Так что они наблюдают за расхаживающим по коридору отцом Кейли, прислушиваются к неразборчивым голосам за дверью и ждут.
Ее зовут Лейни Тестерман, и шелковистый гибискус, каждый день появляющийся у нее за ухом, – возможно, единственный наряд, который она носит с желанием.
Ты и вправду никогда не видел ничего подобного, но нынешняя небывало жаркая для Миссисипи весна дает ей повод раздеваться при каждой возможности – даже тогда, когда делать это не следует. Ты еще не видел таких коротких шортов, из-под которых выглядывают мягкие изгибы ляжек.
Если она не в школе, то в бикини, каждый раз в другом и каждый раз меньше предыдущего. Когда ее оставляют в няньках, она выводит детей на улицу – побегать по лужайке между спринклерами и шлангами или поиграть в бассейне, и она никогда не заставляет их переодеться в купальники. Ничуть не таясь, у всех на виду она говорит девочкам, что они могут раздеться до белья и прыгать в воду, зачастую на глазах у мальчиков или даже вместе с ними. Прямо перед домом, чтобы видела вся улица.
Ты уже подумывал о том, чтобы убить бесстыдницу, но после такого все сомнения отпадают. Нельзя допустить, чтобы она развращала других девочек.
Ты не хочешь, чтобы это произошло на глазах у детей, а Лейни если только не в школе, то с ними. Ты знаешь, что она собирает деньги на машину, слышал, как она расписывала подруге возможности, которые появятся, когда у нее будет собственная машина. Она так занята, что застать ее одну почти невозможно. Но однажды поздно вечером Лейни выходит из дома, едет на велосипеде к городскому бассейну и, хотя ворота закрыты на замок, перелезает через ограду. Бросает на стул сумку и полотенце, а потом и купальник и ныряет в воду, грациозная и голая, как в тот день, когда появилась на свет.
В волосах ее, даже в туманном свете уличных фонарей, поблескивает заколка.
Ты слышишь, как снова дрожат ворота, и видишь какого-то парня. Он бросает полотенце и трусы рядом с ее вещами, но нырять не спешит. Садится на краю бассейна, опускает в воду ноги и наблюдает за ней. В воде она быстра и ловка, у нее сильные и чистые гребки, и ты знаешь, что она выступает на соревнованиях за школу.
Знай они всё, оставили бы ее в команде?
Заметив парня, Лейни смеется, подплывает и кладет руки на его разведенные колени.
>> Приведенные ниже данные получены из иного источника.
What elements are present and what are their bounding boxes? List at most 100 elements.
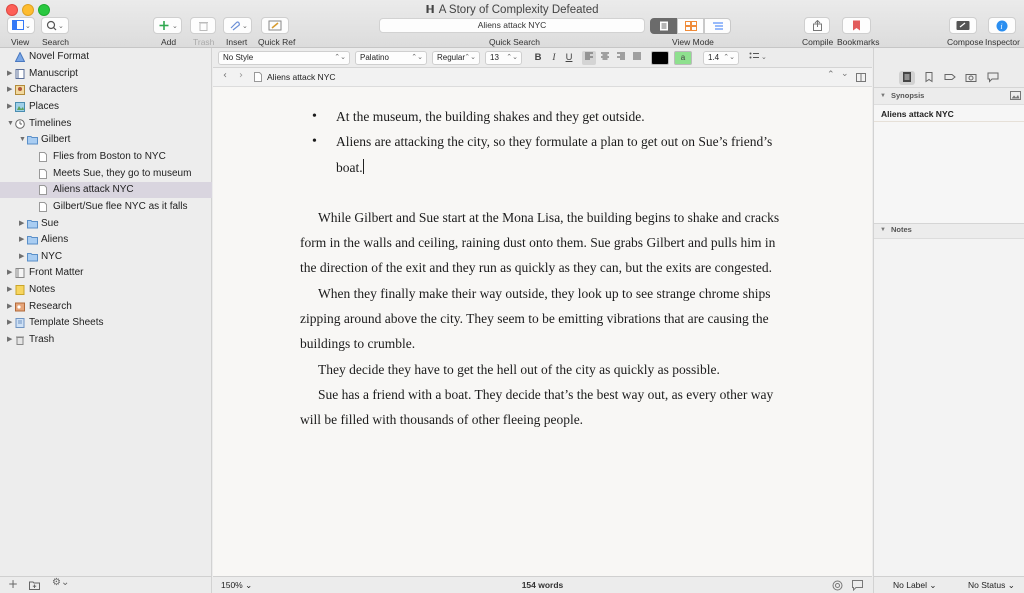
compile-label: Compile bbox=[802, 37, 834, 47]
italic-button[interactable]: I bbox=[548, 51, 560, 65]
disclosure-expanded-icon[interactable]: ▼ bbox=[19, 132, 26, 148]
disclosure-collapsed-icon[interactable]: ▶ bbox=[19, 249, 24, 265]
view-mode-label: View Mode bbox=[672, 37, 714, 47]
binder-item[interactable]: Gilbert/Sue flee NYC as it falls bbox=[0, 199, 212, 215]
binder-item[interactable]: ▼ Timelines bbox=[0, 116, 212, 132]
synopsis-card[interactable]: Aliens attack NYC bbox=[874, 104, 1024, 224]
align-center-button[interactable] bbox=[598, 51, 612, 65]
disclosure-collapsed-icon[interactable]: ▶ bbox=[19, 232, 24, 248]
align-right-button[interactable] bbox=[614, 51, 628, 65]
insert-button[interactable]: ⌄ bbox=[223, 17, 252, 34]
tab-bookmarks[interactable] bbox=[921, 71, 937, 85]
binder-item[interactable]: ▶ Sue bbox=[0, 216, 212, 232]
align-left-button[interactable] bbox=[582, 51, 596, 65]
tab-notes-card[interactable] bbox=[899, 71, 915, 85]
characters-icon bbox=[15, 85, 25, 96]
notes-header[interactable]: ▼ Notes bbox=[874, 222, 1024, 238]
split-editor-icon[interactable] bbox=[856, 73, 866, 82]
quick-ref-button[interactable] bbox=[261, 17, 289, 34]
synopsis-header[interactable]: ▼ Synopsis bbox=[874, 88, 1024, 104]
tag-icon bbox=[944, 74, 956, 80]
underline-button[interactable]: U bbox=[563, 51, 575, 65]
binder-item[interactable]: ▶ Front Matter bbox=[0, 265, 212, 281]
trash-icon bbox=[15, 335, 25, 346]
disclosure-collapsed-icon[interactable]: ▶ bbox=[7, 332, 12, 348]
binder-item[interactable]: ▶ Trash bbox=[0, 332, 212, 348]
comment-add-icon[interactable] bbox=[852, 580, 863, 591]
binder-item[interactable]: ▶ Places bbox=[0, 99, 212, 115]
style-select[interactable]: No Style ⌃⌄ bbox=[218, 51, 350, 65]
image-icon[interactable] bbox=[1010, 91, 1021, 100]
binder-item[interactable]: ▶ Manuscript bbox=[0, 66, 212, 82]
binder-item[interactable]: Aliens attack NYC bbox=[0, 182, 212, 199]
inspector-button[interactable]: i bbox=[988, 17, 1016, 34]
notes-text-area[interactable] bbox=[874, 238, 1024, 576]
label-select[interactable]: No Label ⌄ bbox=[893, 577, 937, 593]
new-folder-icon[interactable] bbox=[29, 580, 40, 590]
paragraph: Sue has a friend with a boat. They decid… bbox=[300, 386, 774, 428]
binder-item[interactable]: Flies from Boston to NYC bbox=[0, 149, 212, 165]
tab-snapshots[interactable] bbox=[963, 71, 979, 85]
add-button[interactable]: ⌄ bbox=[153, 17, 182, 34]
disclosure-collapsed-icon[interactable]: ▶ bbox=[7, 82, 12, 98]
scrivenings-mode-button[interactable] bbox=[650, 18, 677, 34]
binder-item[interactable]: ▶ Notes bbox=[0, 282, 212, 298]
binder-item-label: Flies from Boston to NYC bbox=[53, 150, 166, 162]
up-arrow-icon[interactable]: ⌃ bbox=[827, 70, 835, 80]
binder-item[interactable]: Meets Sue, they go to museum bbox=[0, 166, 212, 182]
binder-item[interactable]: ▶ NYC bbox=[0, 249, 212, 265]
outliner-icon bbox=[712, 22, 723, 30]
disclosure-collapsed-icon[interactable]: ▶ bbox=[7, 265, 12, 281]
binder-item[interactable]: ▼ Gilbert bbox=[0, 132, 212, 148]
status-select[interactable]: No Status ⌄ bbox=[968, 577, 1015, 593]
compose-button[interactable] bbox=[949, 17, 977, 34]
bold-button[interactable]: B bbox=[532, 51, 544, 65]
tab-metadata[interactable] bbox=[942, 71, 958, 85]
view-button[interactable]: ⌄ bbox=[7, 17, 35, 34]
font-size-select[interactable]: 13 ⌃⌄ bbox=[485, 51, 522, 65]
gear-icon[interactable]: ⚙⌄ bbox=[52, 577, 69, 588]
bookmarks-button[interactable] bbox=[842, 17, 871, 34]
highlight-color-well[interactable]: a bbox=[674, 51, 692, 65]
quick-ref-icon bbox=[268, 20, 282, 31]
quick-search-field[interactable]: Aliens attack NYC bbox=[379, 18, 645, 33]
tab-comments[interactable] bbox=[985, 71, 1001, 85]
compile-button[interactable] bbox=[804, 17, 830, 34]
manuscript-icon bbox=[15, 68, 25, 79]
justify-button[interactable] bbox=[630, 51, 644, 65]
add-item-icon[interactable]: + bbox=[8, 577, 18, 591]
font-family-select[interactable]: Palatino ⌃⌄ bbox=[355, 51, 427, 65]
synopsis-header-label: Synopsis bbox=[891, 91, 925, 100]
line-spacing-select[interactable]: 1.4 ⌃⌄ bbox=[703, 51, 739, 65]
binder-item[interactable]: ▶ Characters bbox=[0, 82, 212, 98]
synopsis-title[interactable]: Aliens attack NYC bbox=[881, 109, 954, 119]
text-color-well[interactable] bbox=[651, 51, 669, 65]
disclosure-collapsed-icon[interactable]: ▶ bbox=[7, 282, 12, 298]
list-button[interactable]: ⌄ bbox=[748, 51, 768, 65]
disclosure-collapsed-icon[interactable]: ▶ bbox=[7, 99, 12, 115]
binder-item[interactable]: ▶ Aliens bbox=[0, 232, 212, 248]
document-text[interactable]: At the museum, the building shakes and t… bbox=[300, 104, 780, 433]
binder-item[interactable]: ▶ Template Sheets bbox=[0, 315, 212, 331]
down-arrow-icon[interactable]: ⌄ bbox=[841, 69, 849, 79]
binder-item[interactable]: ▶ Research bbox=[0, 299, 212, 315]
back-arrow-icon[interactable]: ‹ bbox=[223, 70, 227, 81]
editor-text-area[interactable]: At the museum, the building shakes and t… bbox=[213, 87, 872, 576]
disclosure-expanded-icon[interactable]: ▼ bbox=[7, 116, 14, 132]
forward-arrow-icon[interactable]: › bbox=[239, 70, 243, 81]
disclosure-collapsed-icon[interactable]: ▶ bbox=[19, 216, 24, 232]
disclosure-collapsed-icon[interactable]: ▶ bbox=[7, 66, 12, 82]
corkboard-mode-button[interactable] bbox=[677, 18, 704, 34]
corkboard-icon bbox=[684, 21, 697, 31]
bookmarks-label: Bookmarks bbox=[837, 37, 880, 47]
search-button[interactable]: ⌄ bbox=[41, 17, 69, 34]
target-icon[interactable] bbox=[832, 580, 843, 591]
outliner-mode-button[interactable] bbox=[704, 18, 731, 34]
binder-item[interactable]: Novel Format bbox=[0, 49, 212, 65]
chevron-updown-icon: ⌃⌄ bbox=[334, 54, 346, 61]
disclosure-collapsed-icon[interactable]: ▶ bbox=[7, 315, 12, 331]
font-weight-select[interactable]: Regular ⌃⌄ bbox=[432, 51, 480, 65]
disclosure-collapsed-icon[interactable]: ▶ bbox=[7, 299, 12, 315]
trash-button[interactable] bbox=[190, 17, 216, 34]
Так соблазнительно покончить с этим в тот же вечер, но у тебя нет цветов. Ты знаешь, где их найти – в конце концов, ты же следишь за ней, – но тебе понадобится еще один день. Дело требует бо́льших, чем обычно, усилий и времени, но в городе проходит Фестиваль гибискуса. Как удачно все совпадает…
Ты кладешь по бутону на каждый сосок, прикрывать которые должен был бы топ. Кладешь букетик между ног, в то место, которое Лейни так часто являла без стыда, и еще один бутон, самый яркий и пышный, какой только смог найти, – в ее похотливый рот.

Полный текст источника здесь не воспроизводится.